Oil Declines to Six-Week Low as U.S. Inventories Climb Amid Weak Demand
Futures declined for a fifth day after the Energy Department reported yesterday that crude supplies in the U.S. rose to a three-month high last week. Total fuel use dropped 8.3 percent to 17.7 million barrels a day, the least since 1999. Tension over Iran’s nuclear program may ease after United Nations inspectors announced more talks in Tehran.
“The market is looking heavy because supplies are rising and demand is very weak,” said Phil Flynn, an analyst at PFGBest in Chicago. “A major reason for the recent rise in prices was concern about Iran. The hyperbole about the Iranian situation has calmed down.”
Crude oil for March delivery declined $2, or 2 percent, to $95.61 a barrel at 12:16 p.m. on the New York Mercantile Exchange. Futures dropped as low as $95.51, the lowest level since Dec. 20. Prices are down 3.3 percent this year.
Brent oil for March settlement dropped 31 cents to $111.25 a barrel on the London-based ICE Futures Europe exchange.
The European benchmark contract’s premium to West Texas Intermediate futures widened to as much as $15.71, the most since Nov. 14. Brent exceeded the price of Nymex oil by a record of $27.88 on Oct. 14 before narrowing to $6.82 in intraday trading on Jan. 3.
“The Brent premium to WTI came in quite dramatically late last year,” said Mike Wittner, head of oil market research atSociete Generale in New York. “It looks like we’re trying to find a balance after that big move. I don’t think the spread is heading for $20 or $25 again.”
Gasoline consumption decreased to 7.97 million barrels a day, the lowest level since September 2001, according to Energy Department data. Stockpiles of the fuel increased 3.02 million barrels last week, the report showed yesterday.

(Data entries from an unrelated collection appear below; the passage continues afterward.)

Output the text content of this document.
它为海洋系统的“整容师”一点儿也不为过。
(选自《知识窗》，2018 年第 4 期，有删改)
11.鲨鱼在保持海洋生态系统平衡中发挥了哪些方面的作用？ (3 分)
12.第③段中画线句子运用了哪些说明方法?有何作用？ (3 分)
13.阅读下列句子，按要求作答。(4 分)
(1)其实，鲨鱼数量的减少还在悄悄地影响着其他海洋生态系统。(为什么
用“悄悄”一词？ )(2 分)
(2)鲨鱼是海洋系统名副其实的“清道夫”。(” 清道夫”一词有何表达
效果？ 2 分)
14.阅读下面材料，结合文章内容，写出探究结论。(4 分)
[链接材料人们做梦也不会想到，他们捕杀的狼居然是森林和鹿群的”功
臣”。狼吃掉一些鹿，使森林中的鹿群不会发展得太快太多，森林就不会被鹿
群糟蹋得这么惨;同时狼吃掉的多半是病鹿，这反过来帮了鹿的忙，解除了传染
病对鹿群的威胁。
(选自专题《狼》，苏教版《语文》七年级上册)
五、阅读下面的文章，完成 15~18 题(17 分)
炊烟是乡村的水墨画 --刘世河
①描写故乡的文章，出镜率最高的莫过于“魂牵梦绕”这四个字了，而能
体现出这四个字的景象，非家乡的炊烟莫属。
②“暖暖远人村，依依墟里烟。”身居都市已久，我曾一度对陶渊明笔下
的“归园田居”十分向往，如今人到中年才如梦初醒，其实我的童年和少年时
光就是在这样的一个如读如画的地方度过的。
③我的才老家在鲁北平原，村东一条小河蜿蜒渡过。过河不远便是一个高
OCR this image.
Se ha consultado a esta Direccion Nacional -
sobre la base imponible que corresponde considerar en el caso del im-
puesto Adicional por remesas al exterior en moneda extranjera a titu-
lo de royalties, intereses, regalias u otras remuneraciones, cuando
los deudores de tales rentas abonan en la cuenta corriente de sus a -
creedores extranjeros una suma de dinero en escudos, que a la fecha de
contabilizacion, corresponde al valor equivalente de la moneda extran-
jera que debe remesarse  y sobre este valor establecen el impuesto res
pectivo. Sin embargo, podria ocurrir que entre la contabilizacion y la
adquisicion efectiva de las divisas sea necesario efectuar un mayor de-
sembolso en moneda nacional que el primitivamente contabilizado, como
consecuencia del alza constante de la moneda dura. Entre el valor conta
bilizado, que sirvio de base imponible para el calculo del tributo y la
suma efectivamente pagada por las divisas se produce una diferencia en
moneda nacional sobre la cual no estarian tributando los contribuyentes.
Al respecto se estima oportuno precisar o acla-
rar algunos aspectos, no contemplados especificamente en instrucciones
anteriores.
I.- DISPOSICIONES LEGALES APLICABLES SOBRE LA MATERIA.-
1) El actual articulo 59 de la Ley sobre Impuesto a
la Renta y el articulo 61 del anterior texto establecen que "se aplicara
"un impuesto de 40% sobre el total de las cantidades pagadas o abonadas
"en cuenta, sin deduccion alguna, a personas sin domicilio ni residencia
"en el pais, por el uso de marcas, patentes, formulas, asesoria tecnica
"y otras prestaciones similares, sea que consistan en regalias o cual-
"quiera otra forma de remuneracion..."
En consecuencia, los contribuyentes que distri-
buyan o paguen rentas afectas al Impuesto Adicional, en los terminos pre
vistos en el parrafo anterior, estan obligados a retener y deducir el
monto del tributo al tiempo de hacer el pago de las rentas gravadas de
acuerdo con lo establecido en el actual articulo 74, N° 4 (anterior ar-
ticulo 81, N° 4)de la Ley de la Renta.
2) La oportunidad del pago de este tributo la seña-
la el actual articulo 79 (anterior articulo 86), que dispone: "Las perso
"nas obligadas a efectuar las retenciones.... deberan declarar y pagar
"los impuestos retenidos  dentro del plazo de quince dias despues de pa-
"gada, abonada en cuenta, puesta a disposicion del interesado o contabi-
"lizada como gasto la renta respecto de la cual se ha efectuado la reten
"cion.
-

Crude oil supplies rose 4.18 million barrels to 338.9 million in the week ended Jan. 27. Inventories at Cushing, Oklahoma (DOESCROK), the delivery point for New York-traded futures, advanced 1.48 million barrels to 30.1 million last week, the biggest gain since March.
“Demand looked weak across the board, which is going to weigh on the entire U.S. energy complex,” Wittner said. “It’s now February and refineries have already started planned maintenance, which explains the rise in Cushing supplies.”
Refineries operated at 81.8 percent of capacity, down 0.4 percentage point from the week before. It was the lowest operating rate since May. Units are often idled for maintenance in February as attention shifts away from heating oil and before gasoline use rises.
“The bears worried about poor demand,” said Christopher Bellew, a senior broker at Jefferies Bache Ltd. in London, who expects Brent crude to trade in a range of $110.50 to $112.50 a barrel this week. “But Iran is still a cause for concern.”
Oil in New York surged to $103.74 a barrel on Jan. 4, the highest level since May 11, on concern that rising tension between Iran and the West would lead to a disruption of shipments from the Persian Gulf. The country has threatened to close the Strait of Hormuz, the transit point for about a fifth of global oil, if its exports are banned.
International Atomic Energy Agency inspectors are preparing for more talks over the “possible military dimensions to Iran’s nuclear program,” the Vienna-based agency said yesterday in astatement after a three-day visit that ended Jan. 31. The team will return to Tehran for talks on Feb. 21 and Feb. 22.